Das Ergebnis sind höhere Temperaturen und Windgeschwindigkeiten als im Durchschnitt. Dies senkt den Heizbedarf und fördert gleichzeitig die Stromerzeugung aus Windkraft, was den Gasverbrauch in doppelter Hinsicht senkt.

In diesem Winter lag die Heizungsnachfrage in London bisher 14 Prozent und in Frankfurt 25 Prozent unter dem langfristigen Durchschnitt.

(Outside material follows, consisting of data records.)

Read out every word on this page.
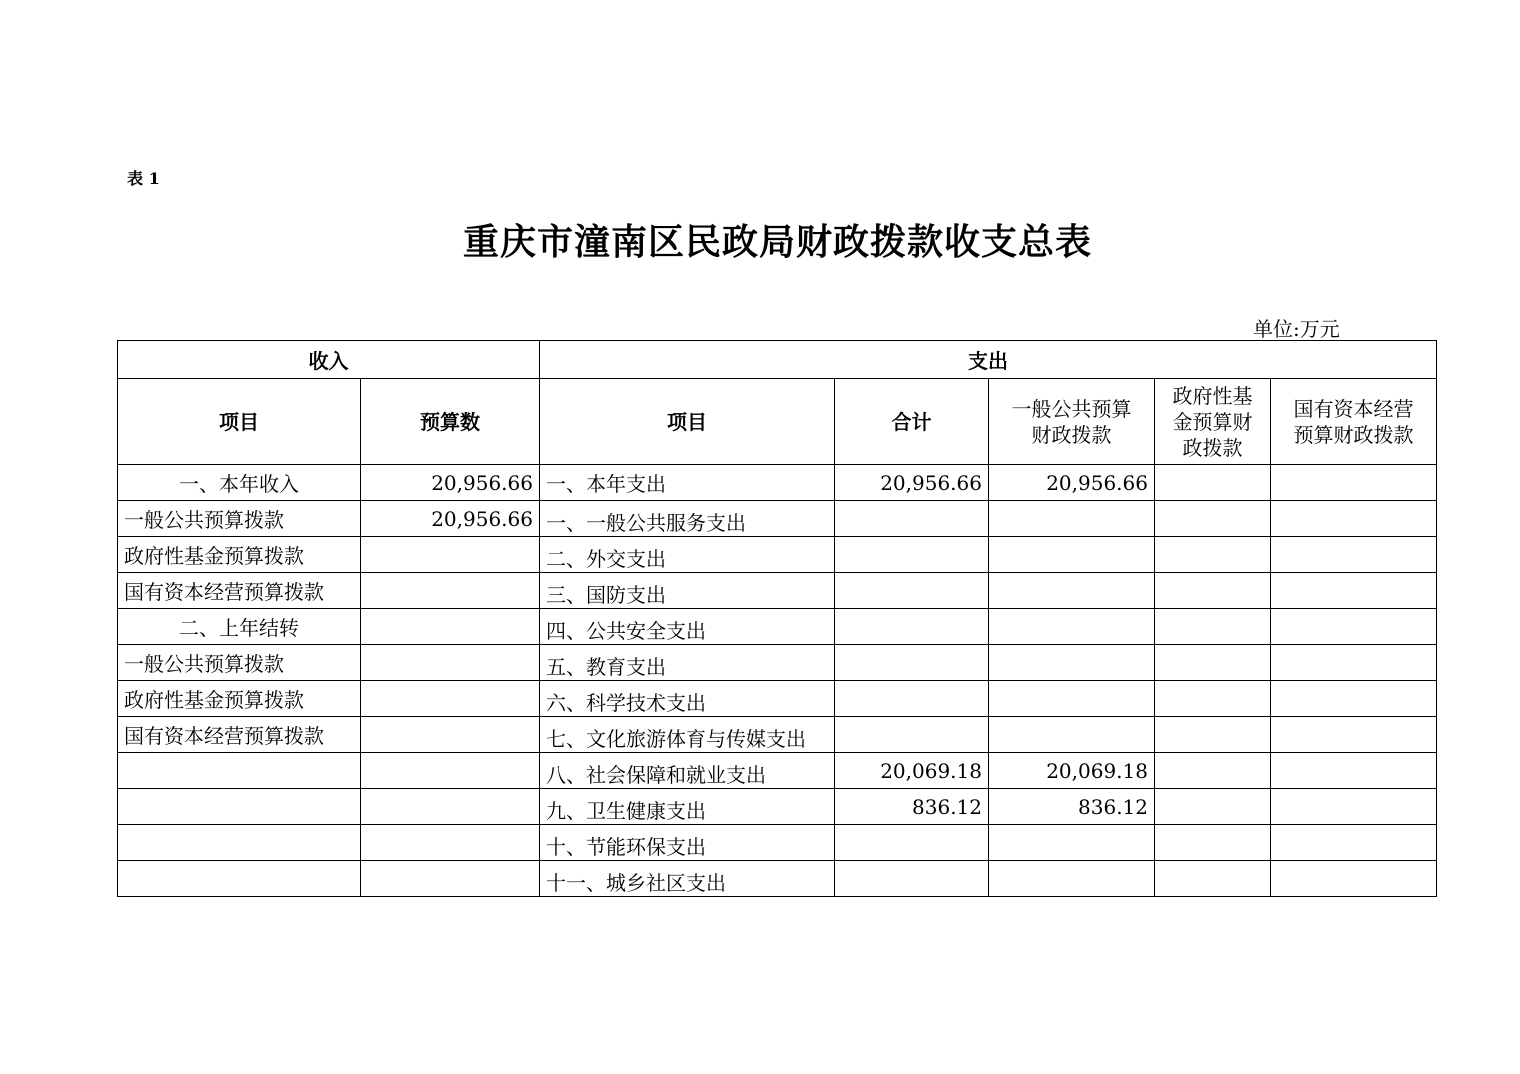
表 1
重庆市潼南区民政局财政拨款收支总表
单位:万元
收入		支出				
项目	预算数	项目	合计	一般公共预算财政拨款	政府性基金预算财政拨款	国有资本经营预算财政拨款
一、本年收入	20,956.66	一、本年支出	20,956.66	20,956.66		
一般公共预算拨款	20,956.66	一、一般公共服务支出				
政府性基金预算拨款		二、外交支出				
国有资本经营预算拨款		三、国防支出				
二、上年结转		四、公共安全支出				
一般公共预算拨款		五、教育支出				
政府性基金预算拨款		六、科学技术支出				
国有资本经营预算拨款		七、文化旅游体育与传媒支出				
		八、社会保障和就业支出	20,069.18	20,069.18		
		九、卫生健康支出	836.12	836.12		
		十、节能环保支出				
		十一、城乡社区支出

Die Gasvorräte sind auf dem besten Weg, den Winter mit rund 664 Terawattstunden zu beenden. Dies stellt einen Rekord dar und übertrifft die bisherigen Höchststände von 629 Terawattstunden am Ende des Winters 2022/23 und 609 Terawattstunden am Ende des Winters 2019/20.

Nordwesteuropa hat die Heizperiode zu etwa 80 Prozent hinter sich, sodass etwaige Kälteeinbrüche das Ergebnis zu diesem Zeitpunkt wahrscheinlich nicht wesentlich beeinflussen werden.

Es ist der zweite milde Winter in der Region in Folge.

Hohe Preise und staatliche Maßnahmen zur Senkung des Gas- und Stromverbrauchs haben dazu beigetragen, Engpässe zu vermeiden. Aber die aufeinanderfolgenden milden Winter waren letztlich für die Sicherung der Energieversorgung von größerer Bedeutung.

Seit Oktober 2023 sind die Terminkontraktpreise stetig gesunken, um den Verbrauch anzuregen und die Anhäufung überschüssiger Vorräte zu begrenzen.

Die inflationsbereinigten Terminkontraktpreise für den ersten Monat fielen im Februar auf durchschnittlich nur 26 Euro (28,40 Dollar) pro Megawattstunde. Im Oktober 2023 lagen sie noch bei 46 Euro und im August 2022 bei einem Rekordwert von 245 Euro.

Die Preise für den ersten Monat haben sich dem Zehn-Jahres-Durchschnitt von 2011 bis 2020 angenähert, der real 23 Euro betrug.

Niedrigere Preise dürften energieintensive Industriezweige, die in den Jahren 2022 und 2023 ihre Anlagen stillgelegt haben, dazu bewegen, einige davon wieder in Betrieb zu nehmen.

Die industriellen Großverbraucher sichern ihre Gaseinkäufe größtenteils auf dem Terminmarkt ab, wo die Jahrespreise im Jahr 2024 bisher auf durchschnittlich 30 bis 31 Euro pro Megawattstunde gefallen sind.

Bereinigt um die Kerninflation sind die Jahrespreise nicht wesentlich höher als der Vorkrisendurchschnitt für 2011 bis 2020 von 26 Euro.

Es wird länger dauern, bis sich der Rückgang der Großhandelskosten in den Endkundenpreisen für Gas und Strom niederschlägt. Haushalte und kleine Unternehmen dürften jedoch noch vor dem Winter 2024/25 mit sinkenden Preisen rechnen.

Die niedrigeren Preise führen bereits dazu, dass mehr Flüssiggaslieferungen an preissensible Kunden in Ost- und Südasien gehen, die 2022/23 nicht mit den wohlhabenderen Verbrauchern in Europa konkurrieren konnten oder wollten.

Die Preise müssen lange genug fallen, um einen Teil der überschüssigen Bestände abzubauen und im Speichersystem Platz für die im Sommer 2024 anfallenden Bestände zu schaffen.